When testing from ‘outside’ e.g. Internet I am using no-ip.com to handle dynamic IP change. Router is sending updates to no-ip.com to keep the ip associated wit the domain updated. To test I go to my no-ip domain and try to reach it via web browser or SSH. I have done this kind of scenario with another router (basic tp-link) and the setup is working on that thus I think this is only a matter of correct configuration to get it working on Mikrotik router.
Please help to resolve!
little mess in forward chain. Try temporary to disable all rules in forward and test again (use safe mode) . nat rules is ok
Thank You for suggestion sash7!
Tried it but unfortunately did not help.
I am getting ERR_CONNECTION_TIMED_OUT when connecting from outside internet.
I wonder how can I debug this further? Maybe there are some issues with interface configuration?
Please help to resolve this issue! At least point to right direction to look at.
Thx in andvance!
Stupid question, do you have public IP address? When you resolve your no-ip hostname, do you see the same IP address in router’s IP->Addresses?

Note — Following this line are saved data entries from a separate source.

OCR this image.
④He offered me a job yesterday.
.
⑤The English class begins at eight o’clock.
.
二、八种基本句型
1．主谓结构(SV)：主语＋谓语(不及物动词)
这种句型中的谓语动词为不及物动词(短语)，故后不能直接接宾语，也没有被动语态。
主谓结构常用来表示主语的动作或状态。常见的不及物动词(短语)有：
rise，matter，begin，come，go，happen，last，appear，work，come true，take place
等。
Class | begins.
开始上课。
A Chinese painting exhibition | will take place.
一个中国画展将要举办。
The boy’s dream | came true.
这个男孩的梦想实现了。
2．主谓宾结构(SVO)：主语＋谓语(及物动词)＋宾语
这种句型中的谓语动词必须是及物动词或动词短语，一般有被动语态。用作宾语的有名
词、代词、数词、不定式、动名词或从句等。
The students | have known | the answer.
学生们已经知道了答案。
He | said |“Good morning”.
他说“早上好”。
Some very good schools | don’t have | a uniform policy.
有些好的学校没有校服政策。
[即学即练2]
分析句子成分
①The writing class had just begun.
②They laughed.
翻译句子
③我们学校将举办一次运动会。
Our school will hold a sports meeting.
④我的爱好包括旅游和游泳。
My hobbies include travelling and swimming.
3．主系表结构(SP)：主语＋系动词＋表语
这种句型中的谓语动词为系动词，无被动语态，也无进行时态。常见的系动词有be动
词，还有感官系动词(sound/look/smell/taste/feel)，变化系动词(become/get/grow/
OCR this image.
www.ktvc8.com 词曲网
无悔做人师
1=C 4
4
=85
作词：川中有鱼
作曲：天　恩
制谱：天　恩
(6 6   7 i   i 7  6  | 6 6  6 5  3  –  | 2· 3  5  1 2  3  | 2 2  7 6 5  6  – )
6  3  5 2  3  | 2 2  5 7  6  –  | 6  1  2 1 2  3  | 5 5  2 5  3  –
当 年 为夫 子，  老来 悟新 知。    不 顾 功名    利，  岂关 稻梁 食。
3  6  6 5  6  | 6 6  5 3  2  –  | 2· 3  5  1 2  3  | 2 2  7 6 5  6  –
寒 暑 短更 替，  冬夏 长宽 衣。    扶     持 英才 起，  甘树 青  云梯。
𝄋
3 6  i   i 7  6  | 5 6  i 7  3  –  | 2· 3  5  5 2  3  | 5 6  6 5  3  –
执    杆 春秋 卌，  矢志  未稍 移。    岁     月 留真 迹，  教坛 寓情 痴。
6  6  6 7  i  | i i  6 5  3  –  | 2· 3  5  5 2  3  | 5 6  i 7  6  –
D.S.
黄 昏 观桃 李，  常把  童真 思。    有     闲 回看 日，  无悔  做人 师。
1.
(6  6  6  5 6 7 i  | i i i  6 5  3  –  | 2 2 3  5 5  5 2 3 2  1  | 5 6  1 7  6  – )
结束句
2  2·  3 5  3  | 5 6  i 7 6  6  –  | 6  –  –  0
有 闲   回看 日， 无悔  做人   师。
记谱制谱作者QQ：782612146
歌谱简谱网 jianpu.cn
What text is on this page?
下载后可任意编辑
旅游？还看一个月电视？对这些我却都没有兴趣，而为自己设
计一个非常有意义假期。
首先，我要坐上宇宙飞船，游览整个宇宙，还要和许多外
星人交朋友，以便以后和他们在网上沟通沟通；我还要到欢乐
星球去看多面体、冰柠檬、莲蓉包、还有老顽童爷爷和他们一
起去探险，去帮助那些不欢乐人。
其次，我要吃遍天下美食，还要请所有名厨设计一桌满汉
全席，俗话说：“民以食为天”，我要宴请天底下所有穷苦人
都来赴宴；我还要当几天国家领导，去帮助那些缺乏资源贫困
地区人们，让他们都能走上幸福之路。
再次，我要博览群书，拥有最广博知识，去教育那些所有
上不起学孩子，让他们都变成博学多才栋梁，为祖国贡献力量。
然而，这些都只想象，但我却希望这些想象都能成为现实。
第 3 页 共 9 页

Has this worked with other routers? ISPs in my region block inbound ports 80 and 22 to protect their residential customers from being hacked. Only way to get these ports unblocked by our ISPs is to subscribe to a business internet plan for an extra 20% per month.
Run Tools > Torch
It’ll show if the packets are even making it to your router.
Thank You for the question Sob!
IP->Addresses shows IP that is assigned to router by LTE modem (there is a dhcp client on lte interface). It is always set to 192.168.1.100 . This IP is not equal the public IP.
Yes, this configuration works with a TP-Link router.
Thank You for the hint regarding Torch tool. Actually I do not see incoming connections on lte interface on ports 22 or 80. Does that mean that nothing reaches the router?
If public address is on modem, you must find a way how to tell it to forward ports to router. Without it, all connections end up on modem and have no chance to reach router.
Thank You for the advice, Sob! I am also reading other topics and it seems to be the problem indeed. Unfortunately the configuration interface for this router is very limited and does not offer such option.
The interesting thing is that this works out of the box with a tp-link router and default software (which is shit in any other aspect)
In your dst-nat rules remove the in-interface as lte1
Go to IP>Cloud and enable it, allow it to update and copy the host name.
Go to IP>Firewall>Address-Lists and create a new address list called dynamic-IP and enter the host name into the address field, recent rOS will resolve the host name dynamically and create an entry with a “D” before it
Go to your dst-nat rule and click into “advanced” and use the “destination address list” drop down and set it to the “dynamic-IP” address list you have created.
It sounds as though the IP is not a public facing (and a lot of mobile carriers do carrier level NAT) however this may work for you.